1/2 cup coconut flour
2 tablespoons unsweetened cocoa powder
1/4 teaspoon sea salt
1/4 teaspoon baking soda

Wet ingredients:
4 large eggs
2 tablespoon grapeseed oil
1/2 cup agave nectar
1 tablespoon food coloring, made from vegetable dye.

Preheat oven to 350 degrees F. Line 9 muffin cups with paper liners.

Combine the dry ingredients together. Make sure you sift the coconut flour.

Whisk together the wet ingredients in a medium bowl. Blend the dry ingredients with the wet ingredients using a handheld mixer.

Scoop about 1/4 cup of batter into the muffin cup.

Bake for about 18-22 minutes or until a toothpick inserted comes out with only a few moist crumbs attached.

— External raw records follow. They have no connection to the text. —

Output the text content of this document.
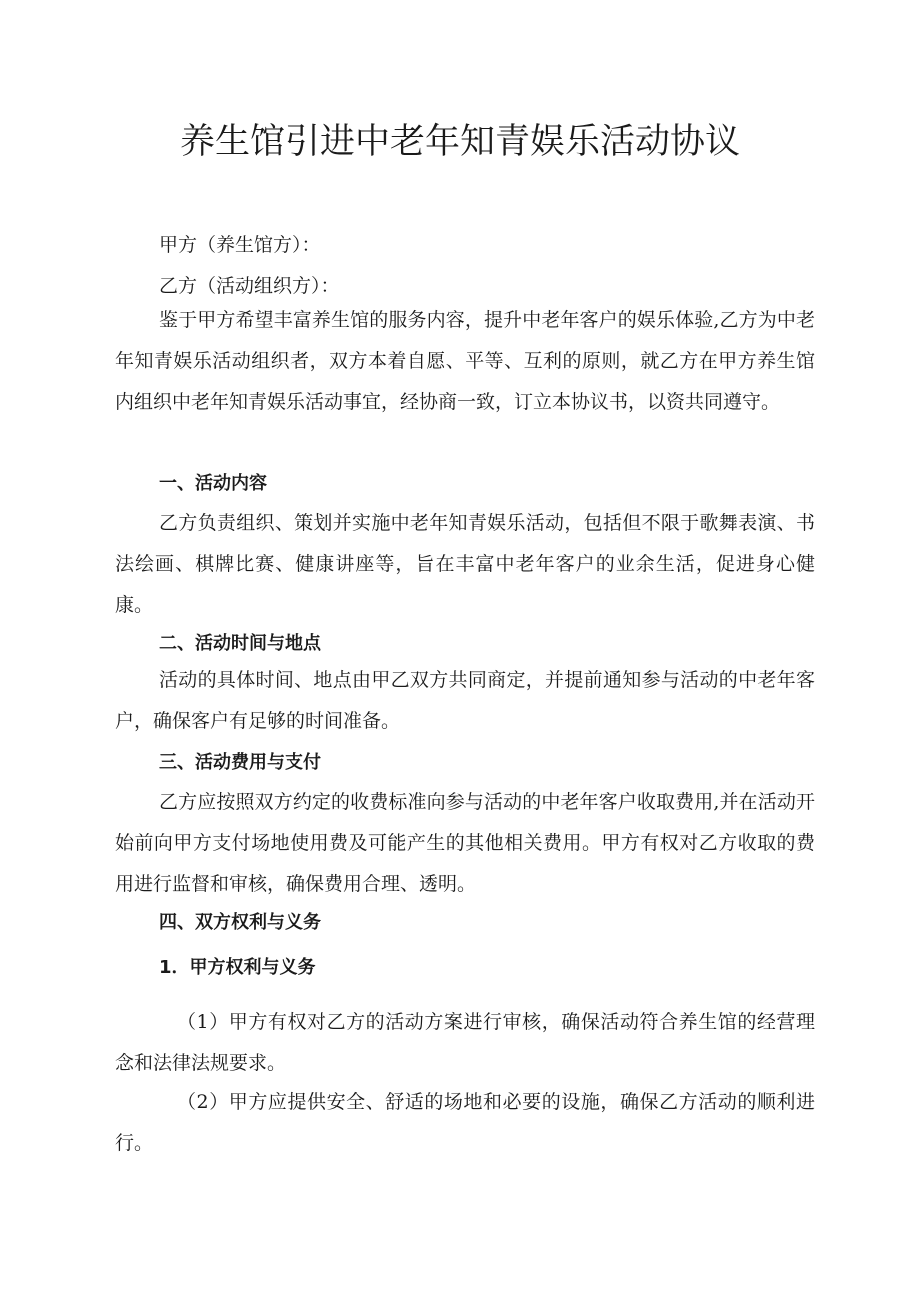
养生馆引进中老年知青娱乐活动协议

甲方（养生馆方）：

乙方（活动组织方）：

鉴于甲方希望丰富养生馆的服务内容，提升中老年客户的娱乐体验,乙方为中老年知青娱乐活动组织者，双方本着自愿、平等、互利的原则，就乙方在甲方养生馆内组织中老年知青娱乐活动事宜，经协商一致，订立本协议书，以资共同遵守。

一、活动内容

乙方负责组织、策划并实施中老年知青娱乐活动，包括但不限于歌舞表演、书法绘画、棋牌比赛、健康讲座等，旨在丰富中老年客户的业余生活，促进身心健康。

二、活动时间与地点

活动的具体时间、地点由甲乙双方共同商定，并提前通知参与活动的中老年客户，确保客户有足够的时间准备。

三、活动费用与支付

乙方应按照双方约定的收费标准向参与活动的中老年客户收取费用,并在活动开始前向甲方支付场地使用费及可能产生的其他相关费用。甲方有权对乙方收取的费用进行监督和审核，确保费用合理、透明。

四、双方权利与义务

1．甲方权利与义务

（1）甲方有权对乙方的活动方案进行审核，确保活动符合养生馆的经营理念和法律法规要求。

（2）甲方应提供安全、舒适的场地和必要的设施，确保乙方活动的顺利进行。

Let it cool for one hour, then frost and serve.

Cream Cheese Frosting:
3/4 cup heavy cream
8 ounces cream cheese at room temperature
1/4 cup agave nectar

Whip the heavy cream with a mixer until stiff peak forms.
Whip the cream cheese and agave nectar together in a separate bowl until well-combined.

Gently fold the cream cheese mixture with the whipped cream using a rubber spatula. Store in a glass jar in the refrigetor up to two days.

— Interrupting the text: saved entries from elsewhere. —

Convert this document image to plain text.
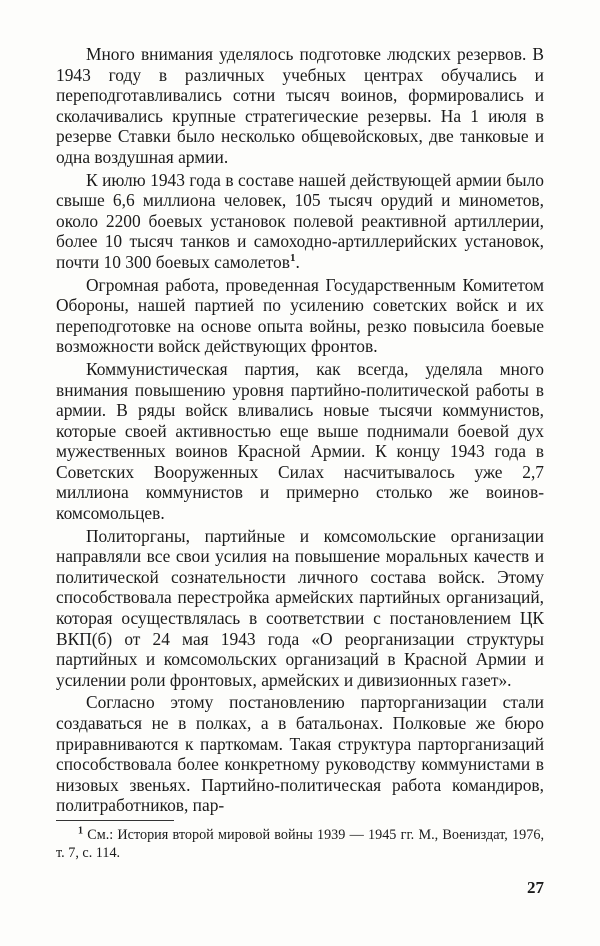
Много внимания уделялось подготовке людских резервов. В 1943 году в различных учебных центрах обучались и переподготавливались сотни тысяч воинов, формировались и сколачивались крупные стратегические резервы. На 1 июля в резерве Ставки было несколько общевойсковых, две танковые и одна воздушная армии.

К июлю 1943 года в составе нашей действующей армии было свыше 6,6 миллиона человек, 105 тысяч орудий и минометов, около 2200 боевых установок полевой реактивной артиллерии, более 10 тысяч танков и самоходно-артиллерийских установок, почти 10 300 боевых самолетов$^1$.

Огромная работа, проведенная Государственным Комитетом Обороны, нашей партией по усилению советских войск и их переподготовке на основе опыта войны, резко повысила боевые возможности войск действующих фронтов.

Коммунистическая партия, как всегда, уделяла много внимания повышению уровня партийно-политической работы в армии. В ряды войск вливались новые тысячи коммунистов, которые своей активностью еще выше поднимали боевой дух мужественных воинов Красной Армии. К концу 1943 года в Советских Вооруженных Силах насчитывалось уже 2,7 миллиона коммунистов и примерно столько же воинов-комсомольцев.

Политорганы, партийные и комсомольские организации направляли все свои усилия на повышение моральных качеств и политической сознательности личного состава войск. Этому способствовала перестройка армейских партийных организаций, которая осуществлялась в соответствии с постановлением ЦК ВКП(б) от 24 мая 1943 года «О реорганизации структуры партийных и комсомольских организаций в Красной Армии и усилении роли фронтовых, армейских и дивизионных газет».

Согласно этому постановлению парторганизации стали создаваться не в полках, а в батальонах. Полковые же бюро приравниваются к парткомам. Такая структура парторганизаций способствовала более конкретному руководству коммунистами в низовых звеньях. Партийно-политическая работа командиров, политработников, пар-

$^1$ См.: История второй мировой войны 1939 — 1945 гг. М., Воениздат, 1976, т. 7, с. 114.

27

glutenfree This recipe is from the book Gluten-Free Cupcakes by Elana Amsterdam. I highly recommend her book if you are into gluten-free baking.

6 Responses to Sweet and Moist Red Velvet Cupcakes

  • Vikki says:

    I am curious as to why you would use agave nectar, it is not a healthy substitute for sugar.

  • Laney says:

    Absolutely loved these! I did replace the agave with honey (cos that’s what I had on hand) No icing or food colouring either but boy were they amazing!!

  • Rue says:

    Followed the instructions, it went like breadcrumbs, put one batch in the oven, added a few more eggs, oil and agave, more like putty, still didn’t come together and burnt, help, any ideas where I’ve gone wrong?

  • Cheryl says:

    Cupcakes were great. Would fill muffin cup higher than 1/4 full next time. Used honey-cheaper option than agave.
    Want more recipes using coconut flour.
    Cheers,
    cneryl

  • Melinda says:

    I love your effort in doing this but there is nothing healthy about these as you state. Heavy whipping creme is an artery clogger. May not appreciate it until someone you know has a heart attack or stroke.

  • It's JUST Cupcakes says:

    The snobby comments on a CUPCAKE RECIPE.. My God. Any real baker knows how to substitute or omit ingredients to get the desired nutritional outcome. (Was that snobby enough?) Not to mention, this recipe is from a book. Not something any author on this site invented.